Mutual Fund Investment: What should be your MF Strategy for 2019-20?
Mutual funds are gaining popularity as one of the best investing tools. Many new investors are investing in the mutual fund due to recent growth in the mutual fund industry. The Indian mutual fund industry grew 12.5% on an average in the last ten years. Getting the best returns out of mutual funds is not a matter of buying and selling of best funds. It needs planning, proper strategy as well as execution. Some investor loses their money in case if they lack proper strategy and a clear objective. Instead of looking for top performing mutual funds, the investor can plan a proper strategy to maximize their returns and reduce their risk. Last year, we saw most of the mutual funds in the red zone. So, while planning your MF strategy for 2019-20 here are key factors to keep in mind:
- Balanced Portfolio:
Mutual fund advisor always advises an investor to make a balanced portfolio. It helps the investor to stay claim in a volatile or uncertain period. A smart investor understands that volatility can be his friend if he invests with discipline. The diversification of portfolio proves to be a key in making a balanced portfolio. A balanced portfolio contains a mix of the product containing debt, equity and another asset classes.
- Keep investing in SIP:
One of the simplest ways to invest in mutual funds is through SIP. It doesn’t require you to invest a large amount in one go. But always remember to invest in a small amount and increase it later with an increase in risk appetite. For the new investor, it’s one of the simplest ways to enter the market. In case, even you face adverse situations in the future, keep investing in the SIP as it will help in creating long term wealth.
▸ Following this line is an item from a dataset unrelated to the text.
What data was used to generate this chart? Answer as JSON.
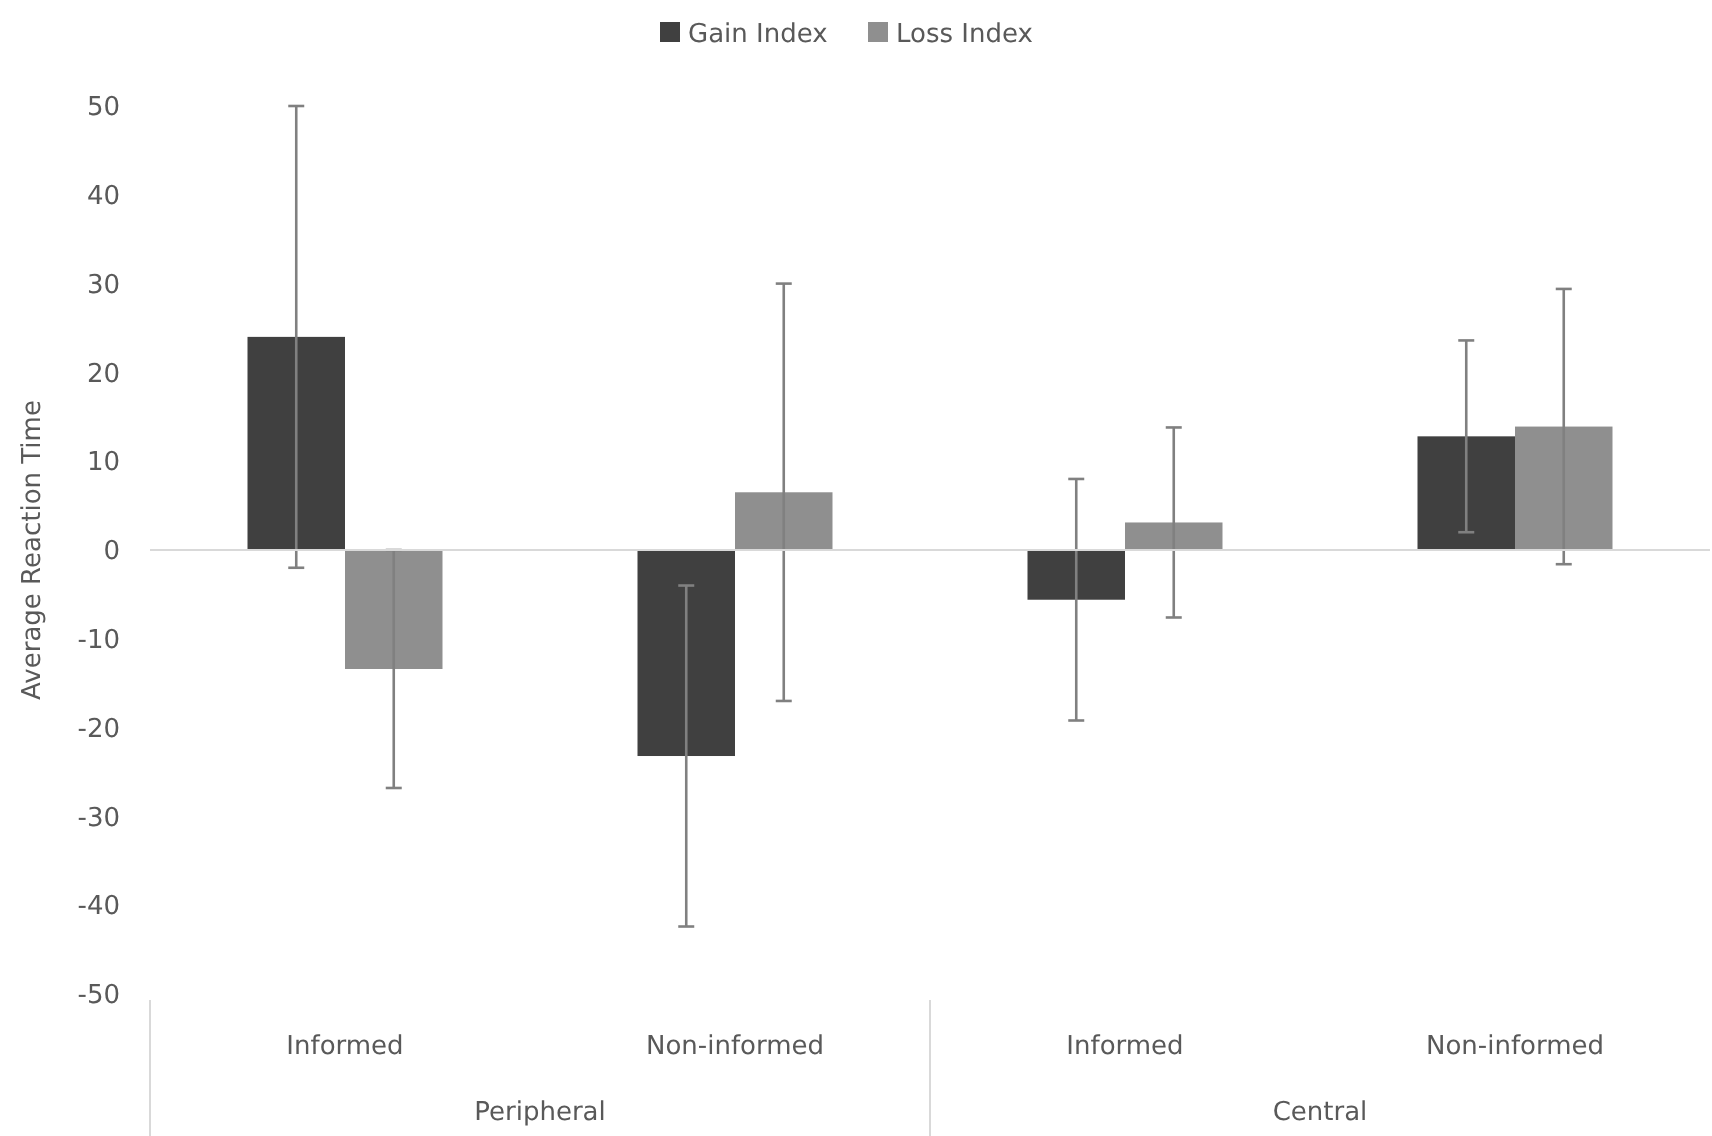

- Choose Fund with a proven track record.
For an early investor in the mutual fund industry, selecting the right fund could be tough. Just checking the past year returns could not be a criterion to select a fund. It’s better to give an overall check such as fund performance consistency, fund manager’s track record, expense ratio as well as fund P/E ratio. Assess the growth record based on the tenure you want to invest for.
- Tax saving with wealth creation:
A mutual fund is one of the best ways of generating and preserving wealth. There are various tax saving mutual funds which help the investor to protect their wealth. ELSS is one such tax saving scheme which can allow you to claim exemption up to Rs. 1,50,000 for any kind of ELSS investment
- Sell When you met your goals:
An investor needs to identify the goal which he needs to invest and the time in which he will reach. So, once you reach your desired goals, start selling. Your strategy for selling should not be confused with anything. Sell it once you meet your goal and it’s vital not to panic in situations like temporary market corrections. The Long-term capital tax solely depends upon how much you sell and how much you gain. So, it’s better to balance your selling.
Disclaimer: Mutual fund Investments are subject to market risks. Please read the scheme documents carefully before investing.